Holocaust mothers and daughters
Posted on: October 21, 2013; Updated on: October 21, 2013
By Chris Horn, chorn@sc.edu, 803-777-3687
The numbers alone are mind-numbing — 6 million Jews shot, gassed and starved to death in Nazi concentration camps during the Holocaust in Europe.
And while scores of books, movies and documentaries have presented heartbreaking stories of that era, the voices of Jewish women — daughters and mothers of the Holocaust — have often been forgotten or misrepresented. Federica Clementi is working to change that.
“The Holocaust was horrible for everyone, but there has always been a lack of female figures in the memoirs of the big writers of the Holocaust,” said Clementi, an assistant professor of Jewish Studies in the College of Arts and Sciences. “Holocaust literature has often painted an idealized portrait of these women as perfect victims and not as real people.”
In her new book, “Holocaust Mothers & Daughters: Family, History and Trauma” (Brandeis University Press), Clementi revisits the stories of several women who experienced the Holocaust with their mothers — either directly or indirectly — and who later recalled their relationships with their mothers in unvarnished narrative.
She presents the story of Edith Bruck, a Hungarian-born woman who ended up in Auschwitz as a child, witnessed her mother’s murder there and survived to become a writer in Italy.
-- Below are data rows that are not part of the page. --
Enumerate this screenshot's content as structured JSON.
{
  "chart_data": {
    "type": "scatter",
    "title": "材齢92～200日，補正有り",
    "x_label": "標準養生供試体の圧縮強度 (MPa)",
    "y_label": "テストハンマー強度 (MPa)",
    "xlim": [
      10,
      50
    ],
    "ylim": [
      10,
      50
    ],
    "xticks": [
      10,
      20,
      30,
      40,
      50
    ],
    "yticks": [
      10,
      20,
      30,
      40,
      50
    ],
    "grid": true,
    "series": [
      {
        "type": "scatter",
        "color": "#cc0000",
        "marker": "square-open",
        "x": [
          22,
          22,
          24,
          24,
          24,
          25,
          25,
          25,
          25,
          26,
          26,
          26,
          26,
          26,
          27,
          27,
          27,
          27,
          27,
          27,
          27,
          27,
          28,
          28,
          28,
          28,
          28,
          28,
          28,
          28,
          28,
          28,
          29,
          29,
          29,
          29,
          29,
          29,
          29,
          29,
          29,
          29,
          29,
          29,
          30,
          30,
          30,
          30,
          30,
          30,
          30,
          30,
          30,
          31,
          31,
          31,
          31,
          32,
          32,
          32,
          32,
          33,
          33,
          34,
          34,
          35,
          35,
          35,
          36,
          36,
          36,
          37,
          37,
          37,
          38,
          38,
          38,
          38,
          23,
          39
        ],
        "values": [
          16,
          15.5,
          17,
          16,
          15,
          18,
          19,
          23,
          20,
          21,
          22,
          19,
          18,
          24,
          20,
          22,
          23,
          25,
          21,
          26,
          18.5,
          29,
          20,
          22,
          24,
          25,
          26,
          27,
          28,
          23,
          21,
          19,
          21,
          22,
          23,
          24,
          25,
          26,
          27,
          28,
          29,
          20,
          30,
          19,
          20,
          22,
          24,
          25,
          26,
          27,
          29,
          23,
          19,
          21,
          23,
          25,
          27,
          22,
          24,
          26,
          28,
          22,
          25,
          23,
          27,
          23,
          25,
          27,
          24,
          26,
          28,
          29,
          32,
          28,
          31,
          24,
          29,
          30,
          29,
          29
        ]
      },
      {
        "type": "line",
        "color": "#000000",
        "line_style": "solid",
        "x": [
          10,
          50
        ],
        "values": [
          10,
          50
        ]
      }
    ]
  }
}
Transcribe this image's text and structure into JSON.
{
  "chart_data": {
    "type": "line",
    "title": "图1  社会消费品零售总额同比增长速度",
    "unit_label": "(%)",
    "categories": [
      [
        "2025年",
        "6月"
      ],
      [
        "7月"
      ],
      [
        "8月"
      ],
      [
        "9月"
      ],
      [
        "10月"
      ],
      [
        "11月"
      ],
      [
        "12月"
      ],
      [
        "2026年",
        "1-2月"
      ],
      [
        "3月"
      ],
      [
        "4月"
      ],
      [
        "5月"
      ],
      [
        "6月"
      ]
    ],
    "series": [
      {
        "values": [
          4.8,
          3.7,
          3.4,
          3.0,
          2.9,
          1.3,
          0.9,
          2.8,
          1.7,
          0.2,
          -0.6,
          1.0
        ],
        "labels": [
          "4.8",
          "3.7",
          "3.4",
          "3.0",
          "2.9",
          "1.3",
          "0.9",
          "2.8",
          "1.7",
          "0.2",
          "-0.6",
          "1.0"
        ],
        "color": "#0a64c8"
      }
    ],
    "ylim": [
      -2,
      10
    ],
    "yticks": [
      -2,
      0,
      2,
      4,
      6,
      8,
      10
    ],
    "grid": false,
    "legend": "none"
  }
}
Austrian-born Ruth Klüger was deported with her mother to Theresienstadt, Auschwitz and other camps, which they survived together before immigrating to New York.
Another chapter presents German-born Helena Janeczek whose parents were Holocaust survivors from Poland. Janeczek’s memoir recounts growing up with a mother half-crazed by the experience of surviving Auschwitz and losing her entire family in the death camps.
“The last chapter looks at perhaps the most famous Holocaust story: that of Anne Frank, which represents the case of daughters brought to death camps with their mothers and murdered there with them,” Clementi said.
Clementi’s book is not just another collection of Holocaust stories. It is a vigorous argument that the authentic, unfiltered voices of women must be heard as vital aspects of the big picture of the Holocaust. She also points to persistent anti-Semitism and patriarchal structures in society that foment conflict, oppression and exclusion as enduring problems in the aftermath of the Holocaust.
Finally, Clementi makes the case that the trauma of the Holocaust continues in the lives of surviving offspring.
“You can’t just move on from genocide. You live with that horror for the rest of your life,” she said. “Every genocide is going to affect women — look at Rwanda or Yugoslavia as recent examples. Genocide is going to put women and children first in the line of fire.”